Bootstrap OKD Cluster
You can monitor the installation progress by running the following command.
openshift-install --dir=install_dir/ wait-for bootstrap-complete --log-level=info
The certificates in the cluster is not authomaticle approved so I use the abow
tmux
command to approve
tmux
export KUBECONFIG=~/install_dir/auth/kubeconfig
while true; do echo `oc get csr -o go-template='{{range .items}}{{if not .status}}{{.metadata.name}}{{"\n"}}{{end}}{{end}}' | xargs -r oc adm certificate approve`; sleep 60; done
Once the bootstrap process completes, you should see the following messages.
INFO It is now safe to remove the bootstrap resources
Then stop the bootstrap node.
# debug command to check the health of the cluster.
watch oc get csr
watch oc get node
oc get clusteroperator
oc get clusterversion
watch "oc get clusteroperator"
watch "oc get po -A | grep -v Running | grep -v Completed"
curl -X GET https://api.okd.mydomain.intra:6443/healthz -k
You should have the OCP running with the cilium as the CNI network plugin. Log on to the web console, you should see the Cilium operator is installed in the cilium namespace.

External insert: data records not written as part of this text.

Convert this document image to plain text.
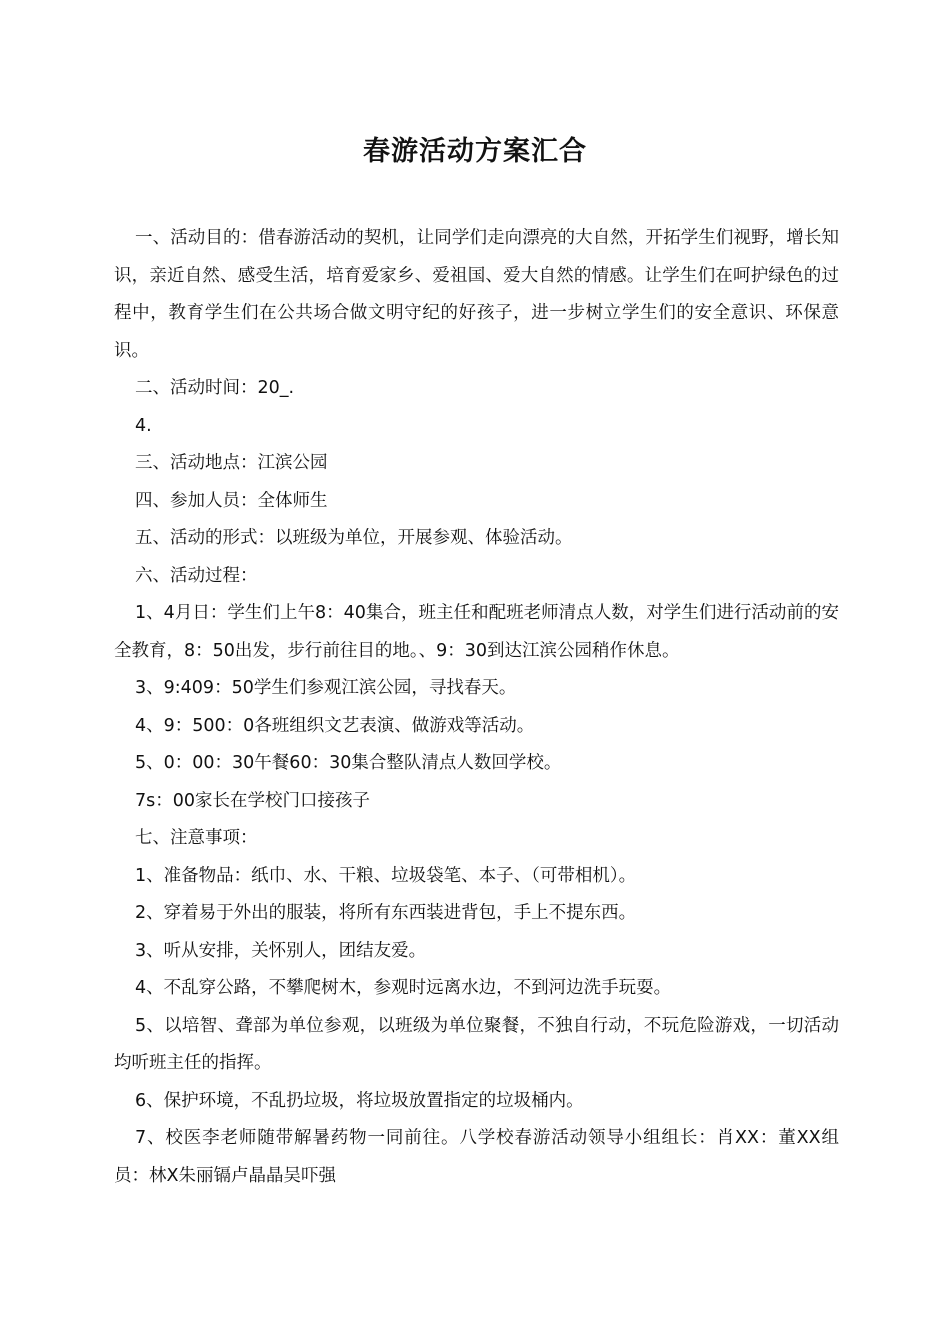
春游活动方案汇合

一、活动目的：借春游活动的契机，让同学们走向漂亮的大自然，开拓学生们视野，增长知识，亲近自然、感受生活，培育爱家乡、爱祖国、爱大自然的情感。让学生们在呵护绿色的过程中，教育学生们在公共场合做文明守纪的好孩子，进一步树立学生们的安全意识、环保意识。

二、活动时间：20_.

4.

三、活动地点：江滨公园

四、参加人员：全体师生

五、活动的形式：以班级为单位，开展参观、体验活动。

六、活动过程：

1、4月日：学生们上午8：40集合，班主任和配班老师清点人数，对学生们进行活动前的安全教育，8：50出发，步行前往目的地。、9：30到达江滨公园稍作休息。

3、9:409：50学生们参观江滨公园，寻找春天。

4、9：500：0各班组织文艺表演、做游戏等活动。

5、0：00：30午餐60：30集合整队清点人数回学校。

7s：00家长在学校门口接孩子

七、注意事项：

1、准备物品：纸巾、水、干粮、垃圾袋笔、本子、（可带相机）。

2、穿着易于外出的服装，将所有东西装进背包，手上不提东西。

3、听从安排，关怀别人，团结友爱。

4、不乱穿公路，不攀爬树木，参观时远离水边，不到河边洗手玩耍。

5、以培智、聋部为单位参观，以班级为单位聚餐，不独自行动，不玩危险游戏，一切活动均听班主任的指挥。

6、保护环境，不乱扔垃圾，将垃圾放置指定的垃圾桶内。

7、校医李老师随带解暑药物一同前往。八学校春游活动领导小组组长：肖XX：董XX组员：林X朱丽镉卢晶晶吴吓强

We will update the CiliumConfig CRD resource to enable hubble UI
apiVersion: cilium.io/v1alpha1
kind: CiliumConfig
metadata:
name: cilium
namespace: cilium
spec:
debug:
enabled: false
cni:
binPath: /var/lib/cni/bin
confPath: /var/run/multus/cni/net.d
endpointRoutes:
enabled: true
hubble:
enabled: true
metrics:
enabled:
- dns:query;ignoreAAAA
- drop
- tcp
- flow
- icmp
- http
serviceMonitor:
enabled: true
tls:
enabled: true
relay:
enabled: true
ui:
enabled: true
ingress:
enabled: true
hosts:
- hubble.apps.dev-cilium.ibmcloud.io.cpak
ipam:
mode: cluster-pool
operator:
clusterPoolIPv4MaskSize: "23"
clusterPoolIPv4PodCIDR: 10.128.0.0/14
kubeProxyReplacement: probe
nativeRoutingCIDR: 10.128.0.0/14
prometheus:
enabled: true
serviceMonitor:
enabled: true
operator:
prometheus:
enabled: true
serviceMonitor:
enabled: true
Apply the yaml file. The we need to fix the rbac of the oml-role:
kind: Role
apiVersion: rbac.authorization.k8s.io/v1
metadata:
name: cilium-olm
namespace: cilium
rules:
...
- verbs:
- '*'
apiGroups:
- monitoring.coreos.com
resources:
- servicemonitors
- verbs:
- '*'
apiGroups:
- networking.k8s.io
resources:
- ingresses
Now if you logon to the hubble-ui, you will see no data received, and you cannot see any service map. The problem is SELinux disable the access of the UNIX socket file created by hubble, so we need to create our own SELinux policy.
$ nano cilium.te
module cilium 1.0;
require {
type container_var_run_t;
type container_t;
class dir read;
class sock_file write;
}
#============= container_t ==============
allow container_t container_var_run_t:dir read;
allow container_t container_var_run_t:sock_file write;
sudo checkmodule -M -m -o cilium.mod cilium.te
sudo semodule_package -o cilium.pp -m cilium.mod
sudo semodule -i cilium.pp
Now you should be able the see data in the hubble-ui.